The real question is…what is the appropriate statistical approach for those participants in the antibiotic group that eventually underwent appendectomy? In this study, they simply imputed the final questionnaire score as the result. This reflects only the end, not the path. In my opinion, the need for an appendectomy is a failure, and the score should be scored as such on the spread sheet as a big fat 0. The treatment failed. That would be more reflective of the path. It is unlikely their result would have been above the non-inferiority threshold in this scenario.
Another option would be to take the lowest number on the scale recorded at 7,14, and 30 days, or the lowest daily number between day 7-30. This would better reflect the downside of each treatment. Non-inferiority is an attempt reduce the downside. Not increase the upside. Superiority is for the upside. If the downsides are the same, but 70% of patients avoid surgery (reduced burden, side effects, and cost), then there may be some validity to this approach. But we don’t know that based on this study. In fact, the down side seems worse for those given antibiotics because their disease state may have been unnecessarily prolonged.
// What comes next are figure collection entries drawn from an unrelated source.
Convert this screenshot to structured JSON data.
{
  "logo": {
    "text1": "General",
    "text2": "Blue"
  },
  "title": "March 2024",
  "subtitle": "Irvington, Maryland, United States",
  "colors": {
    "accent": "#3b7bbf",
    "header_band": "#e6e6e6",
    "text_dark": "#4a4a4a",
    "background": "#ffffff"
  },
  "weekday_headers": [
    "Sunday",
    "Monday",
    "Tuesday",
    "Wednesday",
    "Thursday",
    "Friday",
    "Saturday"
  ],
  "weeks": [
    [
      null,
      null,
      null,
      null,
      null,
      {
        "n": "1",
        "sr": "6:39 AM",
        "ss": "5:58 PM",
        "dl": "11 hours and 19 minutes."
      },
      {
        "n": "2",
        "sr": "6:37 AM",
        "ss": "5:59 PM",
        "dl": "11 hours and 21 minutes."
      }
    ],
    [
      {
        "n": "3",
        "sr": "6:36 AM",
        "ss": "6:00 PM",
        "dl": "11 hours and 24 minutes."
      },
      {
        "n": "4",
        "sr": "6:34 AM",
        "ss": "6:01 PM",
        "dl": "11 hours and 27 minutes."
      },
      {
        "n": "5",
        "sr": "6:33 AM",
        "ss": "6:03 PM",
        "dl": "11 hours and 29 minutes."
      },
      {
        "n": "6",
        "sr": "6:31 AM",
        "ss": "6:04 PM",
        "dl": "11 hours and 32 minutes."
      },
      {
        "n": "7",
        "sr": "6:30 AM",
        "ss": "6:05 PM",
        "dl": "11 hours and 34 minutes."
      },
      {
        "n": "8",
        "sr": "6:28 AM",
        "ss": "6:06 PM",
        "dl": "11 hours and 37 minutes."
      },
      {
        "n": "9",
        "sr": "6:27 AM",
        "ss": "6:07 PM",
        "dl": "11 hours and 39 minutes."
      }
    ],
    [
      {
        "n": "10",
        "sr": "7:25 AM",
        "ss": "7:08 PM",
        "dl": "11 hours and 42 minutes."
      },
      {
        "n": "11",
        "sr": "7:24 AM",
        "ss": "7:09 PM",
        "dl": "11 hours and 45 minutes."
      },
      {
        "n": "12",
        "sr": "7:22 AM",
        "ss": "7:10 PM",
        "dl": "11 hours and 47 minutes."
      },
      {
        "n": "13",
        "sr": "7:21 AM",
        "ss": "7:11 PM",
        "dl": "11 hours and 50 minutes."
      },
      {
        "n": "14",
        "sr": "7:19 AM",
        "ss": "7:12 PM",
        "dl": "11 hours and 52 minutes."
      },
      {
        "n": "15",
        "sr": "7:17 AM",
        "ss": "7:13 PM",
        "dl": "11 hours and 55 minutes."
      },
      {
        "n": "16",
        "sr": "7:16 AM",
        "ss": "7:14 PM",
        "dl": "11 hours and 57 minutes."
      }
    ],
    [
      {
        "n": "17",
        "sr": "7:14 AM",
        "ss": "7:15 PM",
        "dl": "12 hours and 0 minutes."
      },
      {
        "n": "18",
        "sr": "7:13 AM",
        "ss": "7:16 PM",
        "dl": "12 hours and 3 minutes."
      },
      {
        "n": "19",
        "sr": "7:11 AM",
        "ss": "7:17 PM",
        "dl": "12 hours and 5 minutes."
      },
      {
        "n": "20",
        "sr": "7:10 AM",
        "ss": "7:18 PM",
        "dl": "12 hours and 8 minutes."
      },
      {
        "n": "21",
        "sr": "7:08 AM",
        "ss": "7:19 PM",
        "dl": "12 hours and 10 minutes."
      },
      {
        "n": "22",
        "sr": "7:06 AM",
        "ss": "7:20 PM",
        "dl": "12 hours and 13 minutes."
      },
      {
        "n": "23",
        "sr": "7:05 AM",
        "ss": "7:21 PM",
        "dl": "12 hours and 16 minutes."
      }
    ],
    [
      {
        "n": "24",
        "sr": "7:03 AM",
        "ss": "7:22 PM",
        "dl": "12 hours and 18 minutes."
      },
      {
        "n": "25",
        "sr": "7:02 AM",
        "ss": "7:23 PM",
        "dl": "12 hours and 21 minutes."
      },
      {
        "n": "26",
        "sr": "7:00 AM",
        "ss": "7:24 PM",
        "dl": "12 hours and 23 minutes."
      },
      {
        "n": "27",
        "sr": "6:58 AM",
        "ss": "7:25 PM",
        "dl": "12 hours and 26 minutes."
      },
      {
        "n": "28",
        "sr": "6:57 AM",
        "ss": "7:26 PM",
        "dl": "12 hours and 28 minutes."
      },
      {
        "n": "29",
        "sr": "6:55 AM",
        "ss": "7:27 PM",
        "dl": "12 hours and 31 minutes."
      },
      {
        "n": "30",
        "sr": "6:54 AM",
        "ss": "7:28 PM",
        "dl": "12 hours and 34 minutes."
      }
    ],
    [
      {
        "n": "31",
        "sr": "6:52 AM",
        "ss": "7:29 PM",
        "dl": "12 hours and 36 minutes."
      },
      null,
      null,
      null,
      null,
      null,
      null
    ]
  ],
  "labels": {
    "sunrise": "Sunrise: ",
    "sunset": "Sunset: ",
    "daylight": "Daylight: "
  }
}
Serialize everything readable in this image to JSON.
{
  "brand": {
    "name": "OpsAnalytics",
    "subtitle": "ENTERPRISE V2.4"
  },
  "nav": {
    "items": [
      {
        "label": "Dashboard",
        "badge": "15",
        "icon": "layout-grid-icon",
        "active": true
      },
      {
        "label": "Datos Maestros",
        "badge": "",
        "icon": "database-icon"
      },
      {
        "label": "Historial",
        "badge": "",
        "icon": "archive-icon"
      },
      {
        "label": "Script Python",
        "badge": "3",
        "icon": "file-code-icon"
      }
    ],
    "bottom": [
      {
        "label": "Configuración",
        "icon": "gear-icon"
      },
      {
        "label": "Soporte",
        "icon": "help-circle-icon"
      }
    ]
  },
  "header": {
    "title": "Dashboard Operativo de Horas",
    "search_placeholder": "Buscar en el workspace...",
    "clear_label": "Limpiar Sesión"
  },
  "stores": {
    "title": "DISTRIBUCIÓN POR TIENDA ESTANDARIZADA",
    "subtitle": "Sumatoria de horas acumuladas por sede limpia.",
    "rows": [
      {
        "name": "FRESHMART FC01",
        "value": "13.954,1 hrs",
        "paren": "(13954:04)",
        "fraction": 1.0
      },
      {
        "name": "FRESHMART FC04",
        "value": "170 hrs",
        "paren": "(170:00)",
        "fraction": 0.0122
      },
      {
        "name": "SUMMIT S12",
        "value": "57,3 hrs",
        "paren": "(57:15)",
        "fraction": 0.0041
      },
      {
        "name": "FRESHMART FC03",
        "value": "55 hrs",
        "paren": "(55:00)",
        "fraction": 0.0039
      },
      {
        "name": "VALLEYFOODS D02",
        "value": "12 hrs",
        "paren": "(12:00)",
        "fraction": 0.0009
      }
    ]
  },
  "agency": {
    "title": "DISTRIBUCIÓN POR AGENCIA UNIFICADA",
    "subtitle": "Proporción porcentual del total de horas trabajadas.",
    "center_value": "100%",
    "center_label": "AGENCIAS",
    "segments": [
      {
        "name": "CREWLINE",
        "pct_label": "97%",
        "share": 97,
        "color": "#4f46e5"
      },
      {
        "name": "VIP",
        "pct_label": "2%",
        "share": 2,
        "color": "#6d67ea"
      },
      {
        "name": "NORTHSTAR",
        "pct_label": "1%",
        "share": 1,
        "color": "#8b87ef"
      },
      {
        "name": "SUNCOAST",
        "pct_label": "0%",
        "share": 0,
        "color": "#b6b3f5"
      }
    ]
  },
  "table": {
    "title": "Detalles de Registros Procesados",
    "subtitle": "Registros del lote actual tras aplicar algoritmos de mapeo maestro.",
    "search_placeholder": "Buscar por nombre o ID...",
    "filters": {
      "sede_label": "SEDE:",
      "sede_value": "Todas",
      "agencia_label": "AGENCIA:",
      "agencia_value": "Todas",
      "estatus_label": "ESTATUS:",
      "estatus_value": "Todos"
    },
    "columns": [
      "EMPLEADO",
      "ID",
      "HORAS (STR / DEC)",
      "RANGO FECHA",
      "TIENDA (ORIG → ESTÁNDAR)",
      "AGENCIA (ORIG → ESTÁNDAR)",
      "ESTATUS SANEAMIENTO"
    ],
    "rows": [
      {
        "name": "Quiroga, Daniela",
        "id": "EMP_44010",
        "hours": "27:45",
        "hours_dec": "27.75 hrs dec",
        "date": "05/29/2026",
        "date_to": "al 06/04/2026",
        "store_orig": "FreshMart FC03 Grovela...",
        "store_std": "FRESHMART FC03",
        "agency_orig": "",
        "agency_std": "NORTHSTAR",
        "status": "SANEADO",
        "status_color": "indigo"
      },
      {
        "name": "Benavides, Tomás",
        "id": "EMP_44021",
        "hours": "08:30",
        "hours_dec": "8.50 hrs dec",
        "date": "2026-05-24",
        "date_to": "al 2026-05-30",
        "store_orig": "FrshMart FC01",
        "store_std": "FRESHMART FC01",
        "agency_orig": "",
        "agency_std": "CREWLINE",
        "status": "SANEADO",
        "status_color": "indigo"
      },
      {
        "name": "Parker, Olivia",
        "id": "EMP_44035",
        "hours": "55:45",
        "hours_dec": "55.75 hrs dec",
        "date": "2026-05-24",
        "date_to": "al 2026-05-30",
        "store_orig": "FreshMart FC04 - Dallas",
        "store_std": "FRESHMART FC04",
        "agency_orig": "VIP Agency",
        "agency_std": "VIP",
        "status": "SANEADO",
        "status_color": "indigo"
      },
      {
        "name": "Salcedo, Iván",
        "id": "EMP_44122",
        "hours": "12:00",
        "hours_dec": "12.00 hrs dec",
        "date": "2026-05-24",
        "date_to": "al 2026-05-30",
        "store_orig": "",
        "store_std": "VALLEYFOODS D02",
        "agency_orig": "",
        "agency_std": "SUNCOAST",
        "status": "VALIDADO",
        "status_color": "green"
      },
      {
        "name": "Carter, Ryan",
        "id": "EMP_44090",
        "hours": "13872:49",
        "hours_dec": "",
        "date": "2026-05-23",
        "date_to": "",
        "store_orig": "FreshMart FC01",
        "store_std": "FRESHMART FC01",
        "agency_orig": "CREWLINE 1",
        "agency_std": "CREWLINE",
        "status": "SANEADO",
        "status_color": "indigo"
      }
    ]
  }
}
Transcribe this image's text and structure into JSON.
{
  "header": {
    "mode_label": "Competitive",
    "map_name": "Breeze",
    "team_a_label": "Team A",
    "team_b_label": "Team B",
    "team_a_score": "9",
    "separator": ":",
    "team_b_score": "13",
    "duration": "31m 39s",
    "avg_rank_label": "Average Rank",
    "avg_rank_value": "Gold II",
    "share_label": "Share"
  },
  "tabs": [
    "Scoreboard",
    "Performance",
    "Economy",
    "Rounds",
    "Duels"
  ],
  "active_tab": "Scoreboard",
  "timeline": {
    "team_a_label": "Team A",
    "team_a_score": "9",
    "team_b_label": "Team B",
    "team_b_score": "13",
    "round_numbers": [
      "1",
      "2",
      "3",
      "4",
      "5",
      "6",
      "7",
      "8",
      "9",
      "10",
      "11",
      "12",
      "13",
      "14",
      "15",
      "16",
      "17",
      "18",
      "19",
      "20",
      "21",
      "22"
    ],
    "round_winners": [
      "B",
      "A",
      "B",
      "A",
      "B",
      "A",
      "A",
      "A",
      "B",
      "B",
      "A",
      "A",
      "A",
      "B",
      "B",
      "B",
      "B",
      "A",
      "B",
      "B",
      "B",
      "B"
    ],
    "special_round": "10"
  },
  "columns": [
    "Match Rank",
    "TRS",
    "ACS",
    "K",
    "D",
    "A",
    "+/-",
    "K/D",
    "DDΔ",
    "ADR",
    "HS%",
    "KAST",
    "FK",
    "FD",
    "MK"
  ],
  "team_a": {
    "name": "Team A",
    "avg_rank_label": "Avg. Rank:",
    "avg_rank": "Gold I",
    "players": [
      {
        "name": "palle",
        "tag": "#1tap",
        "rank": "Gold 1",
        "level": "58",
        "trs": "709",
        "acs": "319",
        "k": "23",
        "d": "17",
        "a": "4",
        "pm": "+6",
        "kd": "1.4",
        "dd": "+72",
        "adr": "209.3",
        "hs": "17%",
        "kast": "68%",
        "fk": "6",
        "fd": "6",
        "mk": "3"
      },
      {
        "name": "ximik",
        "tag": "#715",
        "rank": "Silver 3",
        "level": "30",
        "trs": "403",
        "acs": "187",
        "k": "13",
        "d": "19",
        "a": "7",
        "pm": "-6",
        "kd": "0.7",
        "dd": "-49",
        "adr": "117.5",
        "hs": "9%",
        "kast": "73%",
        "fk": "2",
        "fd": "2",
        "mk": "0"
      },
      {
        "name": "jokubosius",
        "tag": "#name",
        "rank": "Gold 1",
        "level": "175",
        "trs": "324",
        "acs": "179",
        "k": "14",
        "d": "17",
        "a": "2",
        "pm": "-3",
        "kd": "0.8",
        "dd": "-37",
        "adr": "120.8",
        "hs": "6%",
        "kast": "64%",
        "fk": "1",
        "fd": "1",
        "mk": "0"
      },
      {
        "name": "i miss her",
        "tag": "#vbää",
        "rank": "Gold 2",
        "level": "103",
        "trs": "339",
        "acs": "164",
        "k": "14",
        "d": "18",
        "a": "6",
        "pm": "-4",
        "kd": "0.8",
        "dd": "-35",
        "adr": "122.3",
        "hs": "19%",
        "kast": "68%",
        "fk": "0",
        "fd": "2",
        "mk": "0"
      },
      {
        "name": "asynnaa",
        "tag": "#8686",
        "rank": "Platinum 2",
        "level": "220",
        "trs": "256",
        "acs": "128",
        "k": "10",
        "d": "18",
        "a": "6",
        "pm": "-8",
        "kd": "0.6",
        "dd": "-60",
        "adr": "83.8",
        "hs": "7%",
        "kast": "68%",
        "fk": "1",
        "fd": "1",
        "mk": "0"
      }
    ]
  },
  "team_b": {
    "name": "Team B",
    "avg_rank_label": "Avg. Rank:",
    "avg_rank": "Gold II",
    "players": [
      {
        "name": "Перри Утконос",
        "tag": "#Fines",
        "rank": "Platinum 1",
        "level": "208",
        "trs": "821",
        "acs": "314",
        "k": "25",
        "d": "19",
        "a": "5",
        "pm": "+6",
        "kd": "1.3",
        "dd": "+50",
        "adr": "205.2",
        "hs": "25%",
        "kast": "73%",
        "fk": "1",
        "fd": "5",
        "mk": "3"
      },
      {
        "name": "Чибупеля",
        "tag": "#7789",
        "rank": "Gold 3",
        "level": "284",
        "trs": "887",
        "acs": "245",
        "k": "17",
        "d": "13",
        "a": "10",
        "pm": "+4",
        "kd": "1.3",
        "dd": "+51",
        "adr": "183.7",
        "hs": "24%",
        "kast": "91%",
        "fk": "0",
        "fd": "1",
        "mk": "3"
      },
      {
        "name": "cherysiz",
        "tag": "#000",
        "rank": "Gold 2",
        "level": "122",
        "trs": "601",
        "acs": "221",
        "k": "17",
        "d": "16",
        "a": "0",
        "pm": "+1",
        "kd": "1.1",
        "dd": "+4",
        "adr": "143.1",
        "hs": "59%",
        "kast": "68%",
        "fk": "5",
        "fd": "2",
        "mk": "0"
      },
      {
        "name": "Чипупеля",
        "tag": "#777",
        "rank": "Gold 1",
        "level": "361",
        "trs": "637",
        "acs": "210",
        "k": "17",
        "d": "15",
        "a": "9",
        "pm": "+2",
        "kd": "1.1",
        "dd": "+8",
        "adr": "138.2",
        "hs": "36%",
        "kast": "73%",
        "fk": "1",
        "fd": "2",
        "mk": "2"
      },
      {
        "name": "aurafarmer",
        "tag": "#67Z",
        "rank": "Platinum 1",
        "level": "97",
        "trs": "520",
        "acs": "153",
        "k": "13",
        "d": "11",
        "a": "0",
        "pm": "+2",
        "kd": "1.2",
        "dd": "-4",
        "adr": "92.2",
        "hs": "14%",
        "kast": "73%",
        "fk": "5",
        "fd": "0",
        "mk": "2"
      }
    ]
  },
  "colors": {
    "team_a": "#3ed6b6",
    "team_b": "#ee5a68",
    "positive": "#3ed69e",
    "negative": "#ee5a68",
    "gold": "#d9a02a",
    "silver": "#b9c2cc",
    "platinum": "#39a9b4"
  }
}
The other issue has to do with the long list of exclusion criteria. It’s difficult to remember a few exclusion criteria in a clinical setting, increase that number to 8, “forget about it!” The antibiotics only approach does not appear to be a safe enough to be the default option.
This is my final take. The author’s statement is true. But it doesn’t tell the whole story. It’s likely the statement would no longer be true if you consider the need for appendectomy after antibiotics as a treatment failure (which it is). The entire goal was to avoid the need for appendectomies in uncomplicated cases. The result, in my opinion, is due to favorable data imputation, and a primary end point date beyond the typical timeframe to capture patient burden and complications. For now, it looks like the appendectomy is here to stay.